Understanding Video Games – Week 8 – Violence and video games
I’m still plugging away on this MOOC. Week 8 of “Understanding Video Games” (hosted by Leah Hackman and Sean Gouglas through Coursera) starts off talking about violence in early games and begins with the old platform games (i.e. jumping to or swinging from platforms), ranging from Donkey Kong (static screens) through to Super Mario Brothers (scrolling), and on further into cinematic platform games. Even the cartoonish games attracted concerns of parental groups who wanted to limit ages or locations for arcades.
In the second video, the pair talk about blood and gore, and it’s long artistic roots in art as an aesthetic. They then move on to flagging the different interpretations — gory violence as nothing more than a video game “horror movie” experience; gory violence as a murder simulator; or merely a source of catharsis. Yet it is the same questions that have been posed of art, comic books and television too. In the end, violence can be seen as either gratuitous or as an ingredient to drive a narrative story arc (such as the need to resolve conflict or overcome strategic or tactical challenges).
The third and fourth videos focus on consequences and morality. As a starting point, they assume that there is feedback to all actions in a game, including violent ones, and then look at the cost or reward for committing violent acts, including:
- Punishment for attacking “non-player characters” (NPCs) such as Ultima III;
- Rewards for attacking NPCs (Crusaders);
- Mixed punishments and rewards with competing mechanics (Grand Theft Auto 3);
- Mixed mechanics where emergent play (setting your own goals) decides the reward or punishments; or,
- Complex mechanics of moral choices (such as avoid, talk their way out, bribe the NPCs, or fight) with differing narrative outcomes, or rewards (the “clean hands” achievement for finding a non-violent solution).

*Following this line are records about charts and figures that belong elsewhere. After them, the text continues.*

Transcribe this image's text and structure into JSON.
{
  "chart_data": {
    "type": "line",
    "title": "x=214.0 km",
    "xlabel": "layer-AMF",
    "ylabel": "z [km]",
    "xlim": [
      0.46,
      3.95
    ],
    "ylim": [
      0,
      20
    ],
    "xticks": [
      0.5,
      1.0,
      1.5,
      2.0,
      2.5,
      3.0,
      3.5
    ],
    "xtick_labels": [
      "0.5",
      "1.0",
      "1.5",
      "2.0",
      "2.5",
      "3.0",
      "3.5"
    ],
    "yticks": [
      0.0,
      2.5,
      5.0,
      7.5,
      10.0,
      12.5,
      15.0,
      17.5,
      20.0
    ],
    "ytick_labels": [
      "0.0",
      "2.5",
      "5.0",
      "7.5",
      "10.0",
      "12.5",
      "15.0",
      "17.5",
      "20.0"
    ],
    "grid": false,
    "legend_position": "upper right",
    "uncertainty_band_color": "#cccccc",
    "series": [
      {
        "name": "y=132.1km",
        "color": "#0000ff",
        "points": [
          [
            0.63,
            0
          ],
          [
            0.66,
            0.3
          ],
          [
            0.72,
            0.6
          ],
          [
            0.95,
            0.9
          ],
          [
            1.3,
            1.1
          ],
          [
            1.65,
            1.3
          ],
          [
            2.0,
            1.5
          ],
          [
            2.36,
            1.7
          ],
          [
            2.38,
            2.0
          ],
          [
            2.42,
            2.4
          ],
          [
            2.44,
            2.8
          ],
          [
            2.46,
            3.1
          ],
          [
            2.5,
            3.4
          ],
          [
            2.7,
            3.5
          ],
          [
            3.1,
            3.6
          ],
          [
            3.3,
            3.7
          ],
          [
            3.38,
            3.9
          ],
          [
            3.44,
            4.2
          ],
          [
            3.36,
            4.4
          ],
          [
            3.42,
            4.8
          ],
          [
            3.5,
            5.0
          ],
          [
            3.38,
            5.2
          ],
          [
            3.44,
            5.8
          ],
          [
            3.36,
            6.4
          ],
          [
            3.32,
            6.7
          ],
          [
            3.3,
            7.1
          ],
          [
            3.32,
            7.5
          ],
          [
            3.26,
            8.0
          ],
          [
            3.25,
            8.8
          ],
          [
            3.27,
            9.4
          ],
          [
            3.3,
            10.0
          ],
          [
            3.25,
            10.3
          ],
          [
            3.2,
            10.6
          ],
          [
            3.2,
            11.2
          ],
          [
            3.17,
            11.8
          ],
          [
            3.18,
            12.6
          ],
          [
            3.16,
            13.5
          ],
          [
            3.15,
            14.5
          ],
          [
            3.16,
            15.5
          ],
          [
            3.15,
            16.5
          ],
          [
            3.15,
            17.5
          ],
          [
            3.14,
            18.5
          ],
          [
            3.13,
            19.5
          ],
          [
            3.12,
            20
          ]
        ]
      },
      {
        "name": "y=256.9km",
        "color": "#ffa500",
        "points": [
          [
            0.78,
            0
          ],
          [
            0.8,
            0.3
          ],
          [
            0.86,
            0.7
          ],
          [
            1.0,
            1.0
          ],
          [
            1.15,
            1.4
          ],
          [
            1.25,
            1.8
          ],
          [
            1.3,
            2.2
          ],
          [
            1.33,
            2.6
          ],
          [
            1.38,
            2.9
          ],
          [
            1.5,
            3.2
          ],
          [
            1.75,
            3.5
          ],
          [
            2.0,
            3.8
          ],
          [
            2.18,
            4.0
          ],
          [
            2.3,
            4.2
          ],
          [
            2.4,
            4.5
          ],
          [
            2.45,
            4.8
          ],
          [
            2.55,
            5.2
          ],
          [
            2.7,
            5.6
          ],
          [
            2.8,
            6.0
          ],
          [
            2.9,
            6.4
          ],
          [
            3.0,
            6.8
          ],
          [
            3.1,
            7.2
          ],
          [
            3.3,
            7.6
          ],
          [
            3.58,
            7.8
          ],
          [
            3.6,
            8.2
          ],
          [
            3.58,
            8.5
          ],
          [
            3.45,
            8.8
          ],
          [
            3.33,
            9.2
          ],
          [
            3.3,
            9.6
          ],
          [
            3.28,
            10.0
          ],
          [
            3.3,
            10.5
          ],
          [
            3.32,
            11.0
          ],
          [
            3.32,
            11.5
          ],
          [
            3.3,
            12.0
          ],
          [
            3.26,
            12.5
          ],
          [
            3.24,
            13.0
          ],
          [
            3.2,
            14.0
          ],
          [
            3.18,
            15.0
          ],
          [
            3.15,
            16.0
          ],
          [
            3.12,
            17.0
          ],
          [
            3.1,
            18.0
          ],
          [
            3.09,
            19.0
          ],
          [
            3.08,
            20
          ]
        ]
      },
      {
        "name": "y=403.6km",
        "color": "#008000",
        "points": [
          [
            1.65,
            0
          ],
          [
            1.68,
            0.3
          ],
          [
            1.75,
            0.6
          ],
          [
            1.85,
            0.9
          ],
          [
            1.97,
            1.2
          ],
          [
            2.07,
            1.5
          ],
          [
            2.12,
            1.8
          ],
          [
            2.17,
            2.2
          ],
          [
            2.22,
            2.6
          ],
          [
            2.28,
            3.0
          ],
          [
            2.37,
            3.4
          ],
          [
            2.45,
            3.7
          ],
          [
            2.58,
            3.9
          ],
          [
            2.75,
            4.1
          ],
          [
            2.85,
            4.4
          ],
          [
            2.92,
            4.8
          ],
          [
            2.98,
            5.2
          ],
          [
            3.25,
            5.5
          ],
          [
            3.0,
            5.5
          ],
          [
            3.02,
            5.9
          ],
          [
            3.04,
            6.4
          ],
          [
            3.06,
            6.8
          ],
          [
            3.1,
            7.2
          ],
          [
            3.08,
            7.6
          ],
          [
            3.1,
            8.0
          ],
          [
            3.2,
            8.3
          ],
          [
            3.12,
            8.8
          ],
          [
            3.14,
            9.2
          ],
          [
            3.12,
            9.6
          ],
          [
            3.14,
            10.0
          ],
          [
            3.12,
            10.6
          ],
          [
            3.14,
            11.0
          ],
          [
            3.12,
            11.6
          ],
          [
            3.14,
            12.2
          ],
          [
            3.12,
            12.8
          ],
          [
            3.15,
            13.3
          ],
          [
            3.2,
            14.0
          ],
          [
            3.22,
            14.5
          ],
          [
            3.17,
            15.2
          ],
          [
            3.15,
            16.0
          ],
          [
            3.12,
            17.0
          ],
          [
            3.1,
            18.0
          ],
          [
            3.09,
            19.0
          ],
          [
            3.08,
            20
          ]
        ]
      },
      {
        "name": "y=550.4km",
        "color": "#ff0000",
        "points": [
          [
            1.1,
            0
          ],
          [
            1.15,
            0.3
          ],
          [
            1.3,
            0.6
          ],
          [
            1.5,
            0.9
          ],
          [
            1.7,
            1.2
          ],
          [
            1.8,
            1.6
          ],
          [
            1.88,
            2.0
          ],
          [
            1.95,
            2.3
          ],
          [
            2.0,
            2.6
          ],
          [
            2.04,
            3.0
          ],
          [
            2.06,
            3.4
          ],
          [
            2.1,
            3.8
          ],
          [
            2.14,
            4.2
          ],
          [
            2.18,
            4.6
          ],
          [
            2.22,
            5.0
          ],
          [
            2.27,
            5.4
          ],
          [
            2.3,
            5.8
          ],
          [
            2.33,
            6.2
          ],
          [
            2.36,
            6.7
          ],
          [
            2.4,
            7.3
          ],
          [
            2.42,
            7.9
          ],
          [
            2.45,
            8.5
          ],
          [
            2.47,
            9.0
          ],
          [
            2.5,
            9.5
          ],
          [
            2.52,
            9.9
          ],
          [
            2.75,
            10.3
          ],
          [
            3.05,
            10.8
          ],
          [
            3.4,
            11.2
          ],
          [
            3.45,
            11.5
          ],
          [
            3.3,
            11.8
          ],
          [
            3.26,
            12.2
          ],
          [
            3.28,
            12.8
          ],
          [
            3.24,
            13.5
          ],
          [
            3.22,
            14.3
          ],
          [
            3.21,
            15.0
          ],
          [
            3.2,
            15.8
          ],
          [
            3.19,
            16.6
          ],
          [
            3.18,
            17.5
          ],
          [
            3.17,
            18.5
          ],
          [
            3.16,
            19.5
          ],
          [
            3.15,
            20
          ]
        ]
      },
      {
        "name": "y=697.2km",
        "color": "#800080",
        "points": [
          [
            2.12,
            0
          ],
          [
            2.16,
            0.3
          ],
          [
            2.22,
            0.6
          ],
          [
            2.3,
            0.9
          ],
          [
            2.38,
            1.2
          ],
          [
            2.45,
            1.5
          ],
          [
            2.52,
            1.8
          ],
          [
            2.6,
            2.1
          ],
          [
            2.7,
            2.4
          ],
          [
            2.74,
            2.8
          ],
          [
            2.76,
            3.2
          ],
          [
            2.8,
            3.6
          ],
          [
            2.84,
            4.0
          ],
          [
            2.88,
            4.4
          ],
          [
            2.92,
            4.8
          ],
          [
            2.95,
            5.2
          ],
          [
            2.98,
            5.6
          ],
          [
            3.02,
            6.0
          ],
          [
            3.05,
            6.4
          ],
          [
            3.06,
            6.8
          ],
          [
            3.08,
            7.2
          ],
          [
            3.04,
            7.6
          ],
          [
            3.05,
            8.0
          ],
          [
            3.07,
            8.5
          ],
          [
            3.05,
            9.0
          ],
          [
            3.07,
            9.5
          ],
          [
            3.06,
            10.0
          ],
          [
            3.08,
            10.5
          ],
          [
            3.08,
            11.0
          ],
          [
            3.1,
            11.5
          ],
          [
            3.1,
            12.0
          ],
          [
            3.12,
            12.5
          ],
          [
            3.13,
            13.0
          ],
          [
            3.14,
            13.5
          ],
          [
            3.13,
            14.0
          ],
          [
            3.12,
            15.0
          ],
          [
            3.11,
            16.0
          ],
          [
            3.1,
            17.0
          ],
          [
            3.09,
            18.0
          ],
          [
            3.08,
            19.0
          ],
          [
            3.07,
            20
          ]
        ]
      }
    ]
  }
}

However, some games use “gating” techniques — i.e. you can’t get to the next area until you satisfy the previous area’s requirements in a specific way. In many of these games, there are no “pacifist” solutions. Usually, this is the default option for any game that has a boss.
Watching the video, I was reminded of my first time playing Syphon Filter…there are two levels that are “gated”. In one, you have to kill terrorists to rescue hostages. And no matter what you try to do to stop the one bad guy, he would always end up killing the hostage and the level would reset. Unless you did one very specific thing — killed him with a sniper rifle shot to the head. No headshot, no advancement. A short while later in the game, another level required you to go through the whole level without setting off any alarms. But there were so many guards, the only way to get close to your objective was to repeatedly use headshots to eliminate bad guys. No headshots, no advancement.
The fifth video delves into the idea of the degree of photo-realism to the violence. I found it interesting the example of Mortal Kombat 2 — it was initially viewed as gratuitous violence, yet is now viewed as relatively over-the-top cartoonish violence. However, with increasingly realistic physics mechanics (destructible buildings, bullet trajectories, etc.), the immersive experience increases.
This leads to the final video for the week, dealing with how academia has studied video game violence. It identifies three common threads in the discussion:
- Playing video games can cause desensitization to real violence;
- Playing causes players to act aggressively;
- The more graphic, the more likely they are to be aggressive.
The focus though is on two research questions — does it increase the likelihood of violence and/or decrease empathetic behaviour? The main approach in academia is to rely on social learning theory aka mimicry. The humanities may also look at the political, moral, and cultural aspects of violence and video games. However, some academics identify multiple methodological problems with the research, such as:
- Ethical design issues;
- Choice of undergraduates as the sample guinea pig;
- Lax and flexible definitions of what actually constitutes violent and non-violent mechanics, and how to separate/isolate the violent parameter;
- Impossibility to test for real-life violent behaviour in an experiment; and,
- Journals have systemic biases towards publishing negative results.
Overall for the week’s videos, I expected more direct reference to situations like Columbine in the U.S. as one of the “hot button” examples that media pundits like to reference. I was also disappointed that they didn’t explore a bit more of the argument by some psychologists that video gameplay was not causal of aggression but more likely symptomatic of aggressive tendencies. In other words, aggressive people were likely to play violent games and commit violent acts, not as cause and effect but as a series of symptoms of their aggression.